Comey also said, in reference to a tweet by Trump implying he had taped the dinner, “Lordy, I hope there are tapes.”

The second bombshell was that Comey believed that Trump wanted some kind of “patronage relationship” that would be improper between a president and the independent head of the FBI. “He’s looking to get something,” Comey said he thought after the president asked for his loyalty.

The third bombshell was one everyone saw coming: Comey believes President Trump was pressuring him to drop investigations of former National Security Advisor Michael Flynn.  

After a group meeting in the Oval Office on Feb. 14, Trump cleared the room of everyone except then-director Comey.  Comey said Trump told him, “I hope you can see your way clear to letting this go, to letting Flynn go.”

Comey testified he took that to be an instruction, one that he disregarded. Some Republicans on the committee argued that there is a difference between a “hope” and an order. Comey didn’t see it that way.

The final bombshell was that Comey believed Trump fired him to change “in some way” the investigation into Russia’s interference in the 2016 campaign.  The fact this might not have been a surprising revelation for some people doesn’t diminish its gravity.

Republicans on the committee gave only the mildest of supportive gestures to the president, stressing that Comey hadn’t accused Trump of breaking the letter of any law.

So now the jury, mostly in the court of public opinion, will weigh the witness’ testimony.  The hearing was as hyped as any in recent years.
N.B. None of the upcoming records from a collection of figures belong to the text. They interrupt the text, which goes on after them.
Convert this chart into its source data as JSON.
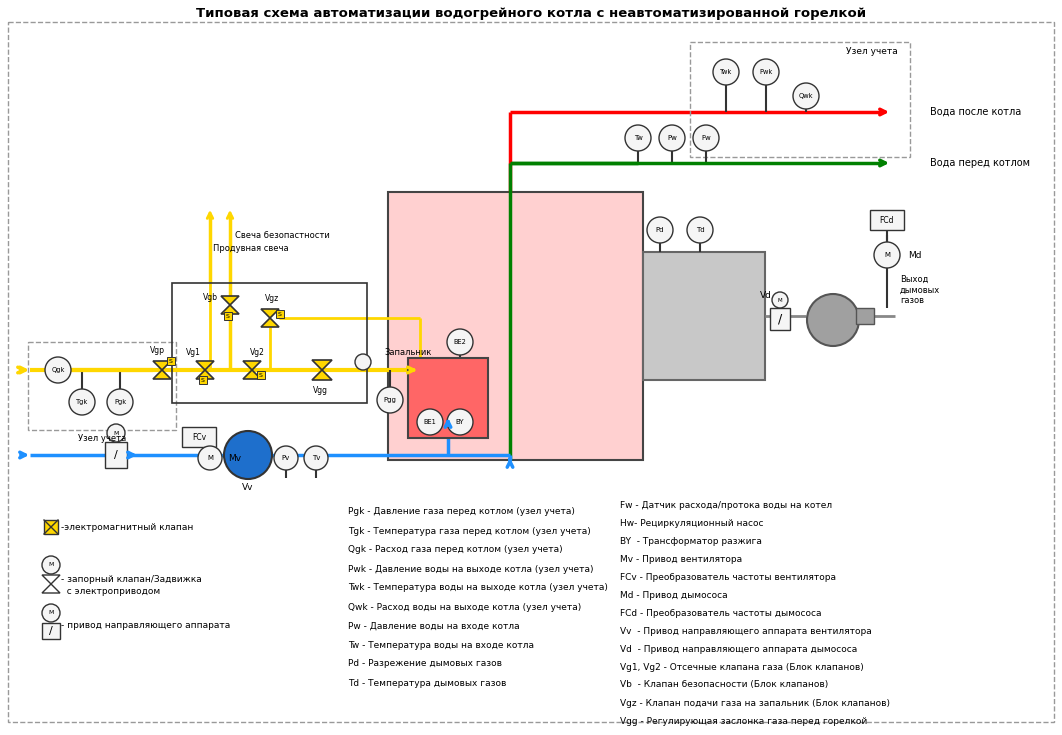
{
  "title": "Типовая схема автоматизации водогрейного котла с неавтоматизированной горелкой",
  "bg_color": "#ffffff",
  "gas_line_color": "#FFD700",
  "water_supply_color": "#1E90FF",
  "water_return_color": "#008000",
  "water_after_color": "#FF0000",
  "boiler_fill": "#FFD0D0",
  "burner_fill": "#FF7070",
  "flue_box_fill": "#C0C0C0",
  "sensor_fill": "#f5f5f5",
  "valve_fill": "#FFD700",
  "legend_mid": [
    "Pgk - Давление газа перед котлом (узел учета)",
    "Tgk - Температура газа перед котлом (узел учета)",
    "Qgk - Расход газа перед котлом (узел учета)",
    "Pwk - Давление воды на выходе котла (узел учета)",
    "Twk - Температура воды на выходе котла (узел учета)",
    "Qwk - Расход воды на выходе котла (узел учета)",
    "Pw - Давление воды на входе котла",
    "Tw - Температура воды на входе котла",
    "Pd - Разрежение дымовых газов",
    "Td - Температура дымовых газов"
  ],
  "legend_right": [
    "Fw - Датчик расхода/протока воды на котел",
    "Hw- Рециркуляционный насос",
    "BY  - Трансформатор разжига",
    "Mv - Привод вентилятора",
    "FCv - Преобразователь частоты вентилятора",
    "Md - Привод дымососа",
    "FCd - Преобразователь частоты дымососа",
    "Vv  - Привод направляющего аппарата вентилятора",
    "Vd  - Привод направляющего аппарата дымососа",
    "Vg1, Vg2 - Отсечные клапана газа (Блок клапанов)",
    "Vb  - Клапан безопасности (Блок клапанов)",
    "Vgz - Клапан подачи газа на запальник (Блок клапанов)",
    "Vgg - Регулирующая заслонка газа перед горелкой"
  ]
}
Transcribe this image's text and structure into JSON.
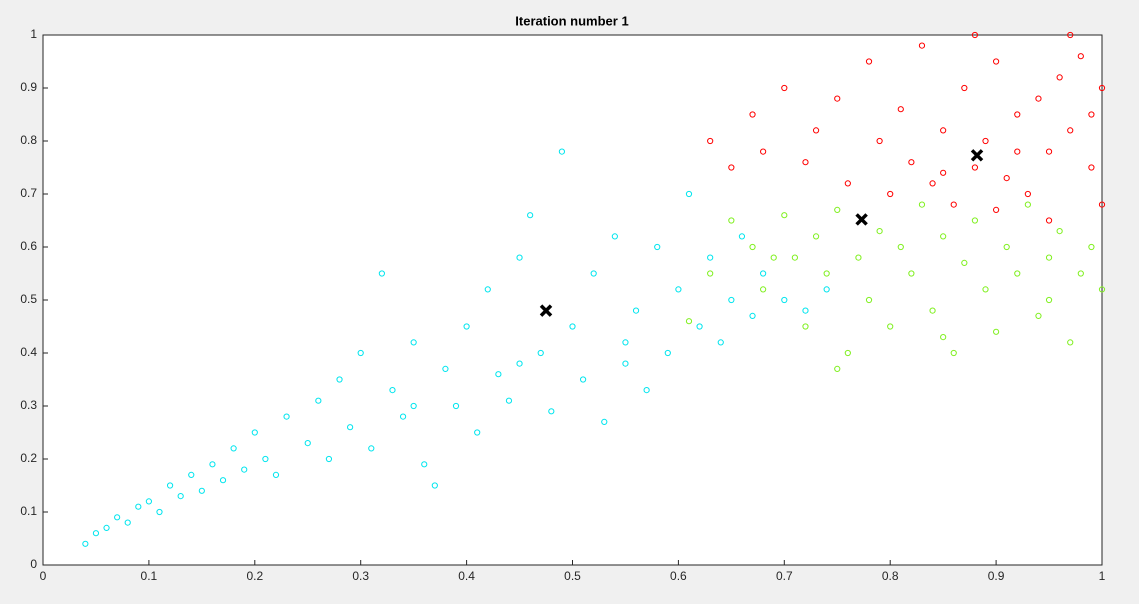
{
  "chart_data": {
    "type": "scatter",
    "title": "Iteration number 1",
    "xlim": [
      0,
      1
    ],
    "ylim": [
      0,
      1
    ],
    "xticks": [
      0,
      0.1,
      0.2,
      0.3,
      0.4,
      0.5,
      0.6,
      0.7,
      0.8,
      0.9,
      1
    ],
    "yticks": [
      0,
      0.1,
      0.2,
      0.3,
      0.4,
      0.5,
      0.6,
      0.7,
      0.8,
      0.9,
      1
    ],
    "grid": false,
    "series": [
      {
        "color": "#00e5ee",
        "marker": "o",
        "x": [
          0.04,
          0.05,
          0.06,
          0.07,
          0.08,
          0.09,
          0.1,
          0.11,
          0.12,
          0.13,
          0.14,
          0.15,
          0.16,
          0.17,
          0.18,
          0.19,
          0.2,
          0.21,
          0.22,
          0.23,
          0.25,
          0.26,
          0.27,
          0.28,
          0.29,
          0.3,
          0.31,
          0.32,
          0.33,
          0.34,
          0.35,
          0.36,
          0.37,
          0.38,
          0.39,
          0.4,
          0.41,
          0.42,
          0.43,
          0.44,
          0.45,
          0.46,
          0.47,
          0.48,
          0.49,
          0.5,
          0.51,
          0.52,
          0.53,
          0.54,
          0.55,
          0.56,
          0.57,
          0.58,
          0.59,
          0.6,
          0.61,
          0.62,
          0.63,
          0.64,
          0.65,
          0.66,
          0.67,
          0.68,
          0.7,
          0.72,
          0.74,
          0.55,
          0.45,
          0.35
        ],
        "values": [
          0.04,
          0.06,
          0.07,
          0.09,
          0.08,
          0.11,
          0.12,
          0.1,
          0.15,
          0.13,
          0.17,
          0.14,
          0.19,
          0.16,
          0.22,
          0.18,
          0.25,
          0.2,
          0.17,
          0.28,
          0.23,
          0.31,
          0.2,
          0.35,
          0.26,
          0.4,
          0.22,
          0.55,
          0.33,
          0.28,
          0.42,
          0.19,
          0.15,
          0.37,
          0.3,
          0.45,
          0.25,
          0.52,
          0.36,
          0.31,
          0.58,
          0.66,
          0.4,
          0.29,
          0.78,
          0.45,
          0.35,
          0.55,
          0.27,
          0.62,
          0.42,
          0.48,
          0.33,
          0.6,
          0.4,
          0.52,
          0.7,
          0.45,
          0.58,
          0.42,
          0.5,
          0.62,
          0.47,
          0.55,
          0.5,
          0.48,
          0.52,
          0.38,
          0.38,
          0.3
        ]
      },
      {
        "color": "#80f020",
        "marker": "o",
        "x": [
          0.61,
          0.63,
          0.65,
          0.67,
          0.68,
          0.7,
          0.71,
          0.72,
          0.73,
          0.74,
          0.75,
          0.76,
          0.77,
          0.78,
          0.79,
          0.8,
          0.81,
          0.82,
          0.83,
          0.84,
          0.85,
          0.86,
          0.87,
          0.88,
          0.89,
          0.9,
          0.91,
          0.92,
          0.93,
          0.94,
          0.95,
          0.96,
          0.97,
          0.98,
          0.99,
          1.0,
          0.75,
          0.85,
          0.95,
          0.69
        ],
        "values": [
          0.46,
          0.55,
          0.65,
          0.6,
          0.52,
          0.66,
          0.58,
          0.45,
          0.62,
          0.55,
          0.67,
          0.4,
          0.58,
          0.5,
          0.63,
          0.45,
          0.6,
          0.55,
          0.68,
          0.48,
          0.62,
          0.4,
          0.57,
          0.65,
          0.52,
          0.44,
          0.6,
          0.55,
          0.68,
          0.47,
          0.58,
          0.63,
          0.42,
          0.55,
          0.6,
          0.52,
          0.37,
          0.43,
          0.5,
          0.58
        ]
      },
      {
        "color": "#ff0000",
        "marker": "o",
        "x": [
          0.63,
          0.65,
          0.67,
          0.68,
          0.7,
          0.72,
          0.73,
          0.75,
          0.76,
          0.78,
          0.79,
          0.8,
          0.81,
          0.82,
          0.83,
          0.84,
          0.85,
          0.86,
          0.87,
          0.88,
          0.89,
          0.9,
          0.91,
          0.92,
          0.93,
          0.94,
          0.95,
          0.96,
          0.97,
          0.98,
          0.99,
          1.0,
          1.0,
          0.97,
          0.88,
          0.95,
          0.9,
          0.85,
          0.99,
          0.92
        ],
        "values": [
          0.8,
          0.75,
          0.85,
          0.78,
          0.9,
          0.76,
          0.82,
          0.88,
          0.72,
          0.95,
          0.8,
          0.7,
          0.86,
          0.76,
          0.98,
          0.72,
          0.82,
          0.68,
          0.9,
          0.75,
          0.8,
          0.95,
          0.73,
          0.85,
          0.7,
          0.88,
          0.78,
          0.92,
          0.82,
          0.96,
          0.75,
          0.9,
          0.68,
          1.0,
          1.0,
          0.65,
          0.67,
          0.74,
          0.85,
          0.78
        ]
      },
      {
        "color": "#000000",
        "marker": "x",
        "x": [
          0.475,
          0.773,
          0.882
        ],
        "values": [
          0.48,
          0.652,
          0.773
        ]
      }
    ]
  }
}
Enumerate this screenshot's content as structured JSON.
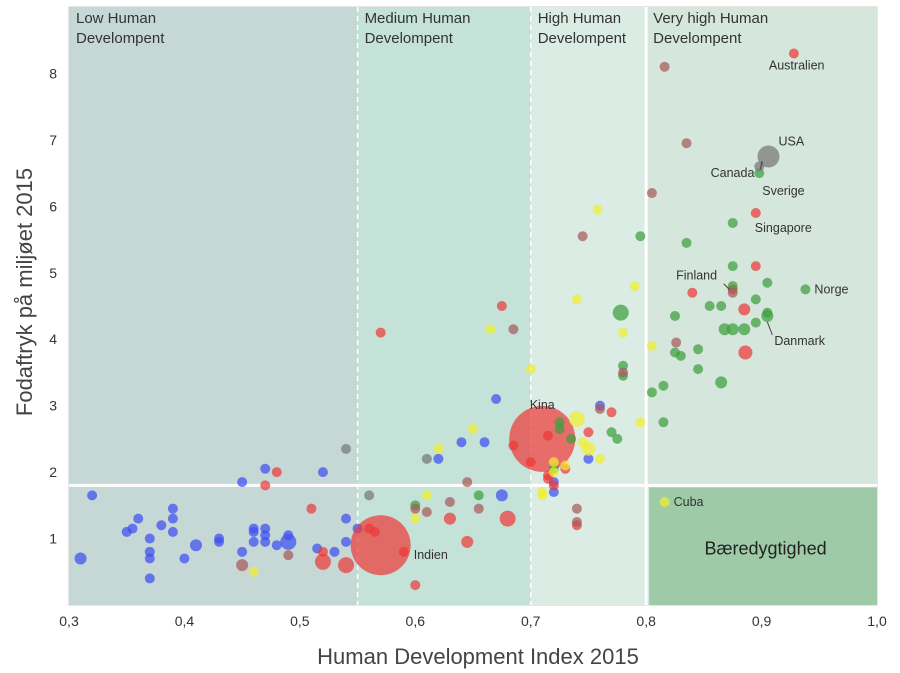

Both CNN and MSNBC had countdown clocks on their screens, trying to add to the drama.

Trump’s approval ratings, already the lowest ever for a new president, hit new lows this week.  Given the exceptional story of Donald Trump so far, it is risky to predict how Comey’s testimony will resonate.

The former director’s appearance before the Senate committee will certainly go into the history books for its drama and the accusations leveled at the president. But the jury is still out on its fallout.